Dopo aver imparato a costruire automobili qualitativamente appetibili anche sui mercati europei – sfruttando il know-how acquisito dai costruttori occidentali, obbligati a siglare joint venture con quelli cinesi per poter fabbricare veicoli in Cina, sfruttando il basso costo della manodopera locale – ora i car makers della Repubblica Popolare hanno lanciato la loro offensiva commerciale globale. Che è basata sulle auto elettriche: non potendo essere realmente competitivi nel campo delle automobili termiche e ibride (troppo il gap tecnologico da recuperare), i cinesi hanno astutamente puntato forte sulle vetture a batteria, un terreno di gioco “nuovo” per quasi tutti i costruttori storici. E lo hanno fatto acquisendo il controllo pressoché totale delle risorse necessarie per costruite gli accumulatori, cuore delle automobili alla spina, a prescindere dal loro passaporto.

L’ascesa dei produttori cinesi di veicoli elettrici, quindi, minaccia le case automobilistiche occidentali: a sostenerlo è un rapporto degli analisti di UBS Group, riportato dalla testata specializzata Autonews.com, che hanno tradotto in numeri i timori espressi a più riprese dalle aziende automotive del vecchio (e del nuovo) continente. Il quadro che ne emerge è chiaro: il vantaggio competitivo dei cinesi risulta attualmente incolmabile. Secondo il report di UBS Group, infatti, i costruttori occidentali sono destinati a perdere un quinto della loro quota di mercato globale a causa dell’inarrestabile ascesa dei veicoli elettrici “Made in China”, più accessibili ai consumatori perché meno costosi da produrre.

Guidati dal colosso BYD, si stima che i costruttori della Repubblica Popolare raddoppieranno la loro fetta di mercato al 33% già entro la fine del decennio. “L’industria automobilistica mondiale subirà cambiamenti ‘sismici’ nei prossimi 10 anni”, ha dichiarato Paul Gong, responsabile della ricerca prodotta dalla UBS. Il rapporto in questione prevede che la quota di mercato globale delle case automobilistiche occidentali scenderà dall’81% al 58% entro il 2030. “Sarebbe un momento di crisi per le aziende occidentali”, sostiene Gong. Unica a beneficiare della rivoluzione in corso potrebbe essere l’americana Tesla, che potrebbe salire all’8% del mercato dall’attuale 2%.

Come detto, è tutta una questione di competitività: ad esempio la suddetta BYD, il marchio automobilistico più venduto in Cina, ha un vantaggio di costo del 25% rispetto ai marchi nordamericani ed europei. Il che dà all’azienda di Shenzhen un’ampia potenza di fuoco per scalzare i rivali sul territorio cinese mentre si espande a livello globale.

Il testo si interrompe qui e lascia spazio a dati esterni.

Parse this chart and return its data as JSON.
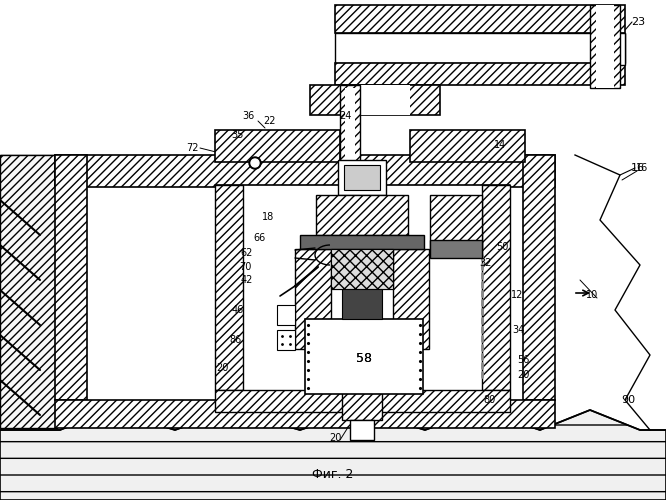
{
  "title": "Фиг. 2",
  "bg_color": "#ffffff",
  "fig_w": 6.66,
  "fig_h": 5.0,
  "dpi": 100
}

Non solo, in ballo c’è una catena del valore quasi ineguagliabile, Prendiamo in considerazione la BYD Seal: il 75% dei componenti di questa berlina elettrica è prodotto internamente dall’azienda. Una percentuale doppia rispetto alla media mondiale, che contribuisce a far comprendere la posizione di forza del costruttore in termini di costi produttivi e controllo delle forniture di componentistica, completamente integrate. Solo il 10% o meno dei componenti della Seal sono provenienti da fornitori stranieri.

Producendo anche batterie e semiconduttori in casa, BYD ha pure un vantaggio di costo del 15% rispetto alla berlina Model 3 di base prodotta in Cina da Tesla e di oltre il 30% rispetto alla ID.3 della Volkswagen. Non a caso, BYD ha scalzato VW dalla posizione di marchio automobilistico più venduto in Cina nel 2023.

Secondo le stime di UBS per il mercato globale nel 2030, le case automobilistiche cinesi non attecchiranno molto negli Stati Uniti – il secondo mercato del’auto mondiale – né avranno particolare successo in Giappone, Corea del Sud e India, Paesi che hanno tutti forti costruttori nazionali. Oltre a quello della Repubblica Popolare (il più grande del mondo) quale mercato rimane nel mirino dei cinesi, quindi? Esatto, quello europeo: e la dimostrazione plastica di questi intenti di conquista sta andando “in onda” proprio in queste ore al Salone dell’auto di Monaco di Baviera.